Бежала быстро, насколько хватало сил и выносливости. Сначала по знакомым тропинкам, затем выбежала на главную дорогу, спустилась вниз по холму, оставляя за спиной село. Впереди простирались поля и лес — тот самый пейзаж, который каждый день видела из окна. Сейчас, в этом беге, он казался мне живым, зовущим, манящим.
Несколько дней подряд стояла тёплая, почти жаркая погода, поэтому даже проселочные дороги просохли, и бежать по ним было легко, даже приятно. Шаг за шагом, дыхание выравнивалось, а тело подстраивалось под ритм бега. Я бежала всё дальше, словно подчиняясь не только пути под моими кроссовками, но и ветру, который трепал волосы, и музыке, что звучала где-то внутри меня, ускоряя шаги и унося мысли.
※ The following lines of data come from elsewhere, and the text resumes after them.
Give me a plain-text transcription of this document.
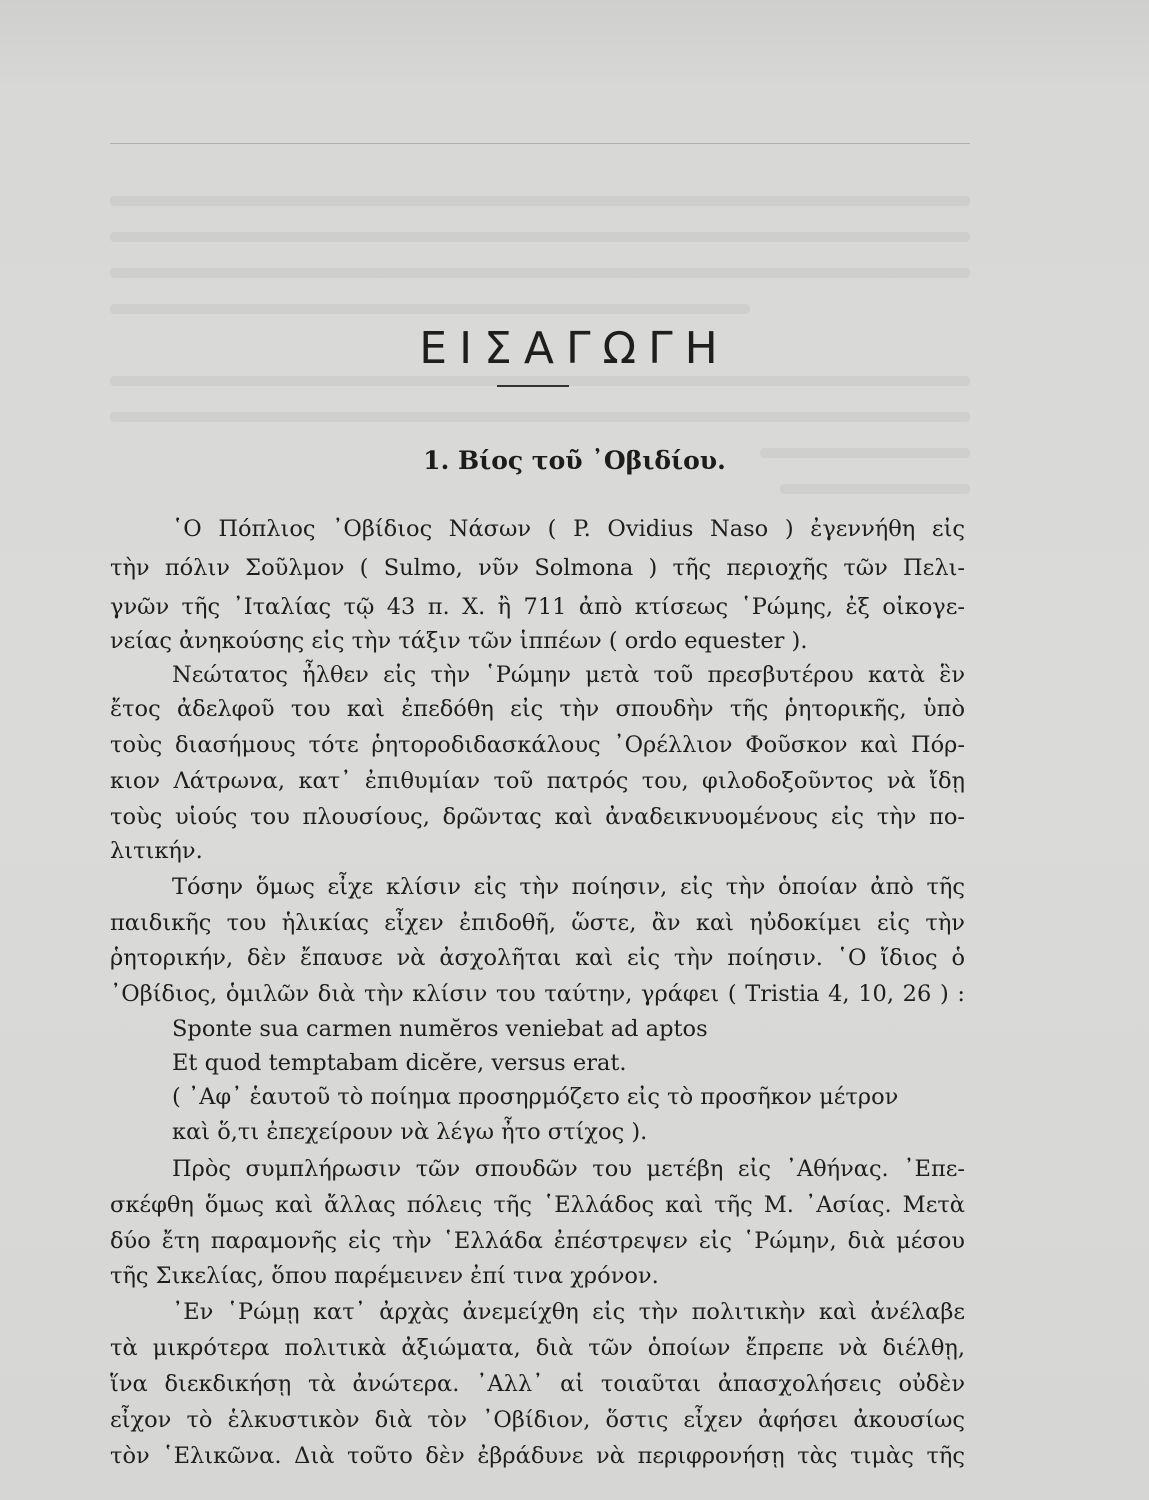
ΕΙΣΑΓΩΓΗ
1. Βίος τοῦ ᾿Οβιδίου.
῾Ο Πόπλιος ᾿Οβίδιος Νάσων ( P. Ovidius Naso ) ἐγεννήθη εἰς
τὴν πόλιν Σοῦλμον ( Sulmo, νῦν Solmona ) τῆς περιοχῆς τῶν Πελι-
γνῶν τῆς ᾿Ιταλίας τῷ 43 π. Χ. ἢ 711 ἀπὸ κτίσεως ῾Ρώμης, ἐξ οἰκογε-
νείας ἀνηκούσης εἰς τὴν τάξιν τῶν ἱππέων ( ordo equester ).
Νεώτατος ἦλθεν εἰς τὴν ῾Ρώμην μετὰ τοῦ πρεσβυτέρου κατὰ ἓν
ἔτος ἀδελφοῦ του καὶ ἐπεδόθη εἰς τὴν σπουδὴν τῆς ῥητορικῆς, ὑπὸ
τοὺς διασήμους τότε ῥητοροδιδασκάλους ᾿Ορέλλιον Φοῦσκον καὶ Πόρ-
κιον Λάτρωνα, κατ᾿ ἐπιθυμίαν τοῦ πατρός του, φιλοδοξοῦντος νὰ ἴδῃ
τοὺς υἱούς του πλουσίους, δρῶντας καὶ ἀναδεικνυομένους εἰς τὴν πο-
λιτικήν.
Τόσην ὅμως εἶχε κλίσιν εἰς τὴν ποίησιν, εἰς τὴν ὁποίαν ἀπὸ τῆς
παιδικῆς του ἡλικίας εἶχεν ἐπιδοθῆ, ὥστε, ἂν καὶ ηὐδοκίμει εἰς τὴν
ῥητορικήν, δὲν ἔπαυσε νὰ ἀσχολῆται καὶ εἰς τὴν ποίησιν. ῾Ο ἴδιος ὁ
᾿Οβίδιος, ὁμιλῶν διὰ τὴν κλίσιν του ταύτην, γράφει ( Tristia 4, 10, 26 ) :
Sponte sua carmen numĕros veniebat ad aptos
Et quod temptabam dicĕre, versus erat.
( ᾿Αφ᾿ ἑαυτοῦ τὸ ποίημα προσηρμόζετο εἰς τὸ προσῆκον μέτρον
καὶ ὅ,τι ἐπεχείρουν νὰ λέγω ἦτο στίχος ).
Πρὸς συμπλήρωσιν τῶν σπουδῶν του μετέβη εἰς ᾿Αθήνας. ᾿Επε-
σκέφθη ὅμως καὶ ἄλλας πόλεις τῆς ῾Ελλάδος καὶ τῆς Μ. ᾿Ασίας. Μετὰ
δύο ἔτη παραμονῆς εἰς τὴν ῾Ελλάδα ἐπέστρεψεν εἰς ῾Ρώμην, διὰ μέσου
τῆς Σικελίας, ὅπου παρέμεινεν ἐπί τινα χρόνον.
᾿Εν ῾Ρώμῃ κατ᾿ ἀρχὰς ἀνεμείχθη εἰς τὴν πολιτικὴν καὶ ἀνέλαβε
τὰ μικρότερα πολιτικὰ ἀξιώματα, διὰ τῶν ὁποίων ἔπρεπε νὰ διέλθῃ,
ἵνα διεκδικήσῃ τὰ ἀνώτερα. ᾿Αλλ᾿ αἱ τοιαῦται ἀπασχολήσεις οὐδὲν
εἶχον τὸ ἑλκυστικὸν διὰ τὸν ᾿Οβίδιον, ὅστις εἶχεν ἀφήσει ἀκουσίως
τὸν ῾Ελικῶνα. Διὰ τοῦτο δὲν ἐβράδυνε νὰ περιφρονήσῃ τὰς τιμὰς τῆς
Не знаю, сколько прошло времени и какое расстояние я пробежала, прежде чем остановилась, переводя сбившееся дыхание. Оглянувшись, поняла, что отбежала от села километра на два, не меньше, по полям и просёлочным дорогам. Село осталось далеко позади, а впереди, насколько хватало взгляда, простирались леса. Дорога уходила в их глубину, манящую своей прохладной, тенистой неизвестностью.